242 Un doble que te lleva a situaciones extremas

Publicado el 16 marzo 2011
Archivado en CREACION, el doble, EXPRESION, Narración | 1 comentario

A todo el mundo le ha pasado alguna vez. Hay momentos en la vida en los que uno se desdobla y hace cosas que otra parte de sí mismo, su doble podríamos decir, no quiere. Mejor lee a Millás:

JUAN JOSÉ MILLÁSEstábamos 10 o 12 personas en el interior de la sucursal bancaria de la esquina, cuando entró un tipo fuera de sí blandiendo una pistola. Tras ordenar que nos sentáramos en el suelo, con la espalda apoyada en la pared y las manos sobre las rodillas, exigió la combinación de la caja fuerte. Supe de súbito que aquel atracador era yo. Lo supe de un modo intuitivo, claro, no racional, pero sin lugar a dudas de ninguna de clase. Lo malo es que el resto de los clientes debieron de notarlo también, lo digo por la forma en que comenzaron a mirarme. Se me ocurrió, para disimular, interpelar con dureza al atracador, que me respondió con un tiro en el pie derecho. La bala atravesó el zapato, rompió los huesos que halló a su paso y salió por la suela, incrustándose en el suelo. No me dolió, pero me incomodó ver el agujero, del que comenzó a salir perezosamente una sangre más negra que roja. El tiro, lejos de disipar mi convicción de que yo era el que empuñaba la pistola, me afianzó en ello, igual que al resto de las víctimas, por lo que volví a encararme con el atracador, esta vez llamándole hijo de perra. La respuesta fue un nuevo disparo, en el otro pie. A ver si de este modo, me dije, he logrado desviar la atención de mí. Pero eché una ojeada a mi alrededor y comprobé, por el modo en que continuaban mirándome, que no. ¿Qué hacer? Sentía una vergüenza enorme. Pensaba en mi familia, en mis amigos; también, absurdamente, en los críticos literarios. Entonces me abrí teatralmente la camisa y pedí a gritos al atracador que me matara, suponiendo que mi muerte disiparía todas las sospechas. El tipo se volvió hacia mí, me pegó un tiro en el pecho y me morí.
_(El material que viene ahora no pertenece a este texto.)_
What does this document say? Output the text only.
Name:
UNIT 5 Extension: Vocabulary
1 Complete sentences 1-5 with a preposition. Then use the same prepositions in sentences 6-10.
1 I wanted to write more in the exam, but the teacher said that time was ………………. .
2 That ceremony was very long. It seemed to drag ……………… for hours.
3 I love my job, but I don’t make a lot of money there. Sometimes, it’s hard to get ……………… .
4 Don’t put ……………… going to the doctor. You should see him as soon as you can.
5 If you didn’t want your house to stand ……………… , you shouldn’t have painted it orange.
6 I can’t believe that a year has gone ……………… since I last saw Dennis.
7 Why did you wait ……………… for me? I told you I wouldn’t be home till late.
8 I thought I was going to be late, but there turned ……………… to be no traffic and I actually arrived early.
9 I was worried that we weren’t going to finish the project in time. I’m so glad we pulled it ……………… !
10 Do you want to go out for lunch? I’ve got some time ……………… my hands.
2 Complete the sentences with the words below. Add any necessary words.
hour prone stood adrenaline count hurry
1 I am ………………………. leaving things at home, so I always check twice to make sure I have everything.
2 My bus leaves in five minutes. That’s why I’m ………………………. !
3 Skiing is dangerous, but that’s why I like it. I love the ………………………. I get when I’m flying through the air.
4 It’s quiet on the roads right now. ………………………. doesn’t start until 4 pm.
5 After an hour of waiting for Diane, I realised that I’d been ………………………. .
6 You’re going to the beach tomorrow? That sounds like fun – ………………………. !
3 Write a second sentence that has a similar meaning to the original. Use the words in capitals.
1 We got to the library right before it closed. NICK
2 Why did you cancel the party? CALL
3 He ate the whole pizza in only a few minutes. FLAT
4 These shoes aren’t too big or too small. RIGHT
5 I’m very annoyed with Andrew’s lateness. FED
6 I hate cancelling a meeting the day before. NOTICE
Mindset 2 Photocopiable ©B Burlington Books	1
No supe qué dijeron al día siguiente los periódicos, ni los críticos. Pero di por bien empleado el sacrificio si sirvió para que nadie se diera cuenta de que yo era él.

Saludos.

A ver qué hacemos con esta historia típica de doble de Millás. Creo que bastará con imaginar una situación extrema. Tendrás que reaccionar ante las circunstancias defendiédote de ti mismo. Ese el el camino de la resolución del conficto.

Comentarios

Una respuesta para “242 Un doble que te lleva a situaciones extremas”

  1. Luisa on octubre 12th, 2015 12:05 pm

    Aquel día vi a una mujer planificando la muerte de un sujeto, comentaba ella que ese sujeto llevaba ya algún tiempo fastidiándola, hablando de ella desmesuradamente, haciéndolo una guerra de desprestigio y ella estaba allí con un grupo de personas planificando su muerte, las armas largas que estaban, el grupo se encontraba dando los últimos ajustes. Estaban decididos acabar con la vida de este.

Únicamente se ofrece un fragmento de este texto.